Lirik Lagu Kizuato - Centimillimental: Terjemahan, Makna, dan Kisah Dibaliknya
KakaKiky - Kehilangan seseorang yang sangat berarti adalah salah satu pengalaman paling menyakitkan dalam hidup. Luka yang ditinggalkan seringkali tidak bisa sembuh sepenuhnya, bahkan setelah bertahun-tahun berlalu. Perasaan itulah yang berhasil digambarkan dengan sangat mendalam oleh band asal Jepang, Centimillimental, dalam lagu mereka yang berjudul "Kizuato". Lagu ini bukan sekadar melodi biasa, tapi juga cerminan dari duka yang abadi, di mana kenangan seseorang yang telah tiada justru menjadi satu-satunya hal yang tersisa.

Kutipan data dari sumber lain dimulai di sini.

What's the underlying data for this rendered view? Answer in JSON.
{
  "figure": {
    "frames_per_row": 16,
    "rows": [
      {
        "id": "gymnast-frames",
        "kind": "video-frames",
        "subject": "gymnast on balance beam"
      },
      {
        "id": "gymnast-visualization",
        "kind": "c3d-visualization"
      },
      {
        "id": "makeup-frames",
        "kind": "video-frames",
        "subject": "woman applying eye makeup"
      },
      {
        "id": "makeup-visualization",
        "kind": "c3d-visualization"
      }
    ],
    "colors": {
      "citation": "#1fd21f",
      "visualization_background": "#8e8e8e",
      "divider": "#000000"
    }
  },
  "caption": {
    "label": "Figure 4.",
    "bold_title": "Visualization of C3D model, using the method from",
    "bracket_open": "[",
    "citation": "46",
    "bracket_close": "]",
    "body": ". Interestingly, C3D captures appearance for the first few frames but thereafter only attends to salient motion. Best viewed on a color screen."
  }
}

Lagu "Kizuato" sendiri merupakan salah satu *ending theme* dari anime populer Given, sebuah serial yang menceritakan tentang musik, persahabatan, dan kehilangan. Dengan liriknya yang puitis dan melodi yang sendu, lagu ini berhasil menyentuh hati para penggemar dan siapa saja yang pernah merasakan kehilangan. Artikel ini akan mengajakmu menyelami setiap baris lirik lagu "Kizuato" ini, membahas makna di baliknya, dan kenapa lagu ini begitu *relatable* bagi banyak orang. Yuk, simak lirik dan ulasan lengkapnya di bawah ini!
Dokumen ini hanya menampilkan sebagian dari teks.